Keeping up with all the patent licensing and litigation deals is a full-time occupation (just ask FOSS Patents' Florian Mueller). I occasionally post about intellectual property deals involving Microsoft whenever they seem significant.
At the very end of last week, there were a couple of Microsoft-related IP news nuggets worth noting:
The Nortel patent sell-off deal was finalized on July 29. Microsoft is part of a consortium that purchased for $4.5 billion about 6,000 patents from the bankrupt Nortel (which, at one time, was a Microsoft strategic partner). Comprised of Microsoft, Apple, Ericsson, EMC, Sony and RIM, the consortium beat out Google for the bundle of Nortel telecommunications-focused patents. Apple contributed the lion's share ($2.6 billion) to the consortium's patent pool. Microsoft originally signaled it wasn't going to bid on the Nortel patents, as it had a comprehensive patent cross-licensing deal in place which officials said covered the patents that were on the block. The Wall Street Journal is reporting that while the purchase is final, antitrust scrutiny of the deal is not yet done. There's concern that the consortium members may use the patents to hobble unfairly the Android operating system, according to the Journal.
Microsoft is going to have to pay Alcatel-Lucent $70 million for a patent infringement claim dating back to 2003. On July 29, a U.S. District Court jury in San Diego issued its final damages ruling on the matter. The patent in question was for touch-screen technology for entering forms information. Before last week's ruling, Microsoft was going to have to pay over $500 million to Alcatel-Lucent (counting interest and additional patent-infringement damages).
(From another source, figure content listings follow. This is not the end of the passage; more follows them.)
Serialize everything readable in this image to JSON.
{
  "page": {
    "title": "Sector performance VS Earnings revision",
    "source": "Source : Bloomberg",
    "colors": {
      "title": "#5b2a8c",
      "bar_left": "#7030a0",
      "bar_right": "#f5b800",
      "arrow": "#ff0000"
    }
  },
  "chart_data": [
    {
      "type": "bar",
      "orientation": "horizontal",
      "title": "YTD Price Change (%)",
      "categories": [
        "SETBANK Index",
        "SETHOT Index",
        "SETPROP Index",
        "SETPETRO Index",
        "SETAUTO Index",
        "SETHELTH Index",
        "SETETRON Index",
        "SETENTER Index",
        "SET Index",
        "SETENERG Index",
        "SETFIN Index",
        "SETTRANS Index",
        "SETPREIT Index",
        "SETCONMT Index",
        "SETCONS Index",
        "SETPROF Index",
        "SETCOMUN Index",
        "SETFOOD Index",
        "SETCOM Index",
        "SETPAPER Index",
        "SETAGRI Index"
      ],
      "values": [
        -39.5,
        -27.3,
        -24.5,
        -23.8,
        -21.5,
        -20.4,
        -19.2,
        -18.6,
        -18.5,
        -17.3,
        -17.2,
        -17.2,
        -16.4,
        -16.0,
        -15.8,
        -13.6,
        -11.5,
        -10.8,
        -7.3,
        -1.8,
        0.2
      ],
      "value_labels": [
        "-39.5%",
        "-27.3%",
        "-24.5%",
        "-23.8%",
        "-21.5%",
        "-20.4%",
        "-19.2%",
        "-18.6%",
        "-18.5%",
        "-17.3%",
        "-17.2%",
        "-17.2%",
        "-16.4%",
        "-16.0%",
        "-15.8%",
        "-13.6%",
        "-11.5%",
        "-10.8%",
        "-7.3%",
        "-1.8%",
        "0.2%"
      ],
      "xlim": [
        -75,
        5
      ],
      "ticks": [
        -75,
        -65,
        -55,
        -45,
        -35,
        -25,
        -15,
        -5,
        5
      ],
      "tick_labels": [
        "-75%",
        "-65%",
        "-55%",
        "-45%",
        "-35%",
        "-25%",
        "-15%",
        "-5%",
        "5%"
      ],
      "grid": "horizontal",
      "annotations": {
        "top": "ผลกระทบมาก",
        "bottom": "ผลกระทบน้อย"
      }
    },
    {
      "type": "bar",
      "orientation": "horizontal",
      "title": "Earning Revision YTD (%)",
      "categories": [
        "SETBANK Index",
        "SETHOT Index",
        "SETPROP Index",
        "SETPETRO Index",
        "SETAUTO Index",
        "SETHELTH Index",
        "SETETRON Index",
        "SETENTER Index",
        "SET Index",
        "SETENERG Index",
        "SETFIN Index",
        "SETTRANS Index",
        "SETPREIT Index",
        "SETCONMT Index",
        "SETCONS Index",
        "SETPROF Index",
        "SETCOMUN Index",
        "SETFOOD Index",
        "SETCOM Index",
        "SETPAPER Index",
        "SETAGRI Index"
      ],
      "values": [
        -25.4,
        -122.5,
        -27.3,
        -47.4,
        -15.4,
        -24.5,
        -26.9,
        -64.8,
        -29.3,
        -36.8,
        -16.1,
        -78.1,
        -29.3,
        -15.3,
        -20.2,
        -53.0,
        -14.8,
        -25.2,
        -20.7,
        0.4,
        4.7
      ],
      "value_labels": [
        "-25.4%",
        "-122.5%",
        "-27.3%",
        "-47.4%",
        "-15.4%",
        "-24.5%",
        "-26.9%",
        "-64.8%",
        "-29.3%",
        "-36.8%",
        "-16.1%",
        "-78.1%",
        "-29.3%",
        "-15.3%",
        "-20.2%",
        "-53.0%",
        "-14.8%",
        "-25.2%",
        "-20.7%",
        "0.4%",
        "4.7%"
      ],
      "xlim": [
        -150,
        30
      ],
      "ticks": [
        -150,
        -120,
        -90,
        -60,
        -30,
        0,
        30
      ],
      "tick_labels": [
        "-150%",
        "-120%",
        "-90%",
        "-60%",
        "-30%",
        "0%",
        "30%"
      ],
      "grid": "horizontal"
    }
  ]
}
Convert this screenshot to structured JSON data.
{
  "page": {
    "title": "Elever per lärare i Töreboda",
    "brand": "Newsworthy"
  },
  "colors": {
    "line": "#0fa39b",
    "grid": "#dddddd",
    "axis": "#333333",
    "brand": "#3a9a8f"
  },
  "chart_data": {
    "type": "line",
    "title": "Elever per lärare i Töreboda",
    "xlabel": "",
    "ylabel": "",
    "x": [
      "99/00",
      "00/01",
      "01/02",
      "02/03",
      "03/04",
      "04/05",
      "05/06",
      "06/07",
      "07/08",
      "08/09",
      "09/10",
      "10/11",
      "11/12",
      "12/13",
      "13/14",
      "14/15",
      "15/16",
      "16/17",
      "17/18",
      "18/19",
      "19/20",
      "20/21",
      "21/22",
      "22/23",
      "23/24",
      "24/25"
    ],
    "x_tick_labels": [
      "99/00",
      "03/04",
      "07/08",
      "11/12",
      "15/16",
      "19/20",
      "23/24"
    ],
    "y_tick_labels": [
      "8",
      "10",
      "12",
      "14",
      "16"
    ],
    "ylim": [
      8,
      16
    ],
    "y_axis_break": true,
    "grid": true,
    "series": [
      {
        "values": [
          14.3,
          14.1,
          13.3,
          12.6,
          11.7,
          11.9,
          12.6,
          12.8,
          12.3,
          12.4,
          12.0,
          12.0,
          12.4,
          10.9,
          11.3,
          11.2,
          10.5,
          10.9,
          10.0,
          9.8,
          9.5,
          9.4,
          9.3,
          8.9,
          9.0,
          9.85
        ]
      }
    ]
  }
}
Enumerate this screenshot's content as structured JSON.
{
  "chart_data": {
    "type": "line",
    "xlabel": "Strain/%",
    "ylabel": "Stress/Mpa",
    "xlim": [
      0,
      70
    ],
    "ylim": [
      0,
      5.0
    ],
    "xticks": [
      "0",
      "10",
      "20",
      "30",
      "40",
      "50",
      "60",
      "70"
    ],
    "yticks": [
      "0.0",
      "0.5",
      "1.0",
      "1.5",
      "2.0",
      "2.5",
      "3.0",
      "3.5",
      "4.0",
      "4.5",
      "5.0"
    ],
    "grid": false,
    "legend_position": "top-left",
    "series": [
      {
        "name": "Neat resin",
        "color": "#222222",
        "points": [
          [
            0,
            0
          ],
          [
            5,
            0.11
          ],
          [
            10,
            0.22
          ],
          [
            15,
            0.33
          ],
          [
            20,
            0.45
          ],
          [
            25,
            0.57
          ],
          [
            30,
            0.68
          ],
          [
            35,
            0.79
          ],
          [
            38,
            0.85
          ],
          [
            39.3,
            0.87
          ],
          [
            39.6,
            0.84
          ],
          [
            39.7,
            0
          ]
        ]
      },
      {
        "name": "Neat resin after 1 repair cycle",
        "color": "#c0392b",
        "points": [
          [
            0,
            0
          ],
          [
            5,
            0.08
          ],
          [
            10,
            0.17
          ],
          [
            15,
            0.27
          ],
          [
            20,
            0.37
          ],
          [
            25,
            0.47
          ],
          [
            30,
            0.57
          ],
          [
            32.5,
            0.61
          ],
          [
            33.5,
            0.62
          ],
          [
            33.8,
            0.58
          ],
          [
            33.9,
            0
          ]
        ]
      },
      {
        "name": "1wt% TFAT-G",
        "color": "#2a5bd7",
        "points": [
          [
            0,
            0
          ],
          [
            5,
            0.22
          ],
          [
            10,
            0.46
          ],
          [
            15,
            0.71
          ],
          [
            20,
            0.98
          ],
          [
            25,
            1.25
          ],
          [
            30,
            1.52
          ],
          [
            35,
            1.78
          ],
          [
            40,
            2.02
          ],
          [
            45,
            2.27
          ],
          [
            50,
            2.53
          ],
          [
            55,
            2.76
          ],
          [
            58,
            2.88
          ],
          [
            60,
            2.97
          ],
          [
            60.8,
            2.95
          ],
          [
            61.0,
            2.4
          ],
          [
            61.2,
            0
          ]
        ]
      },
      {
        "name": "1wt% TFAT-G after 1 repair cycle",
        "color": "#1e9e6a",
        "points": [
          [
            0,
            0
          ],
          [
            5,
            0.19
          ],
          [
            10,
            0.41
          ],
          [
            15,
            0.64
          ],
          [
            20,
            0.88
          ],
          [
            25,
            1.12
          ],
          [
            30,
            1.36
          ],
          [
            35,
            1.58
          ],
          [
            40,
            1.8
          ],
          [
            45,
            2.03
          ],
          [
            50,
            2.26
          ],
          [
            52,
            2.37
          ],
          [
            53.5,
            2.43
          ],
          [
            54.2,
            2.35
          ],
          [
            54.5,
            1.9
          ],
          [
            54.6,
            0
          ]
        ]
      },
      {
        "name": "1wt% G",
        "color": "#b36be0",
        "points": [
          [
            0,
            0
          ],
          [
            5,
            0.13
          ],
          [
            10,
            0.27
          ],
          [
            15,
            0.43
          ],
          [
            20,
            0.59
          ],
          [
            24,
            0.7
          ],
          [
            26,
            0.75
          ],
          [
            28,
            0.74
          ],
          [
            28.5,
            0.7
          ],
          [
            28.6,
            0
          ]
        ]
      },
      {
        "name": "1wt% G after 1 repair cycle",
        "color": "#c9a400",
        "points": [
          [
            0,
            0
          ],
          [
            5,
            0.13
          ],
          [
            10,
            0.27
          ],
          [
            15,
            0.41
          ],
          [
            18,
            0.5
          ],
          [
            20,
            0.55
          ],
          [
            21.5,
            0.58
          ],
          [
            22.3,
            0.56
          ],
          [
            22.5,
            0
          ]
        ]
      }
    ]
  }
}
Does this mean Alcatel-Lucent vs. Microsoft is finally over? Maybe not. Microsoft issued a statement from David Howard, Corporate Vice President and Deputy General Counsel, Litigation:
“This trial came about after the Federal Circuit ordered a new trial on damages, overturning an original judgment of over $500 million for the same patent. Today’s verdict reflects a positive trend in the law of patent damages stemming from the Federal Circuit’s earlier opinion in this and other cases. However, we continue to maintain that current law requires a genuine apportionment of damages when the infringement is directed to a small feature of a feature-rich product, and we are reviewing the verdict in that light and considering next steps.” Google has purchased a boatload of patents from IBM; to be more exact, Google was "assigned 1,030 granted patents from IBM in a variety of areas ranging from chips and object oriented programming to relational databases and business processes," as Mueller explained in a FOSS Patents blog post on July 29. Prior to this, Google had only an estimated 700 granted patents, Mueller noted. What does Google want with these kinds of patents? Its attempted purchase of Nortel's telco- and wireless-focused patents made more obvious sense, in terms of giving Google a leg to stand on in the various Android-related patent front, where its partners are coming under increasing attack.
Mueller has a few theories. He said Google might "pick some (of its newly acquired patent stash) that may read on important Oracle products and propose to Oracle a cross-license that would resolve the Android IP dispute on more favorable terms than Google could negotiate without such leverage." Or Google could sell some of those patents to Android device makers like HTC, Mueller says. "HTC could then, for example, use them in countersuits or counterclaims against Apple, possibly with an obligation to sell the patents back to Google after the dispute," he explains.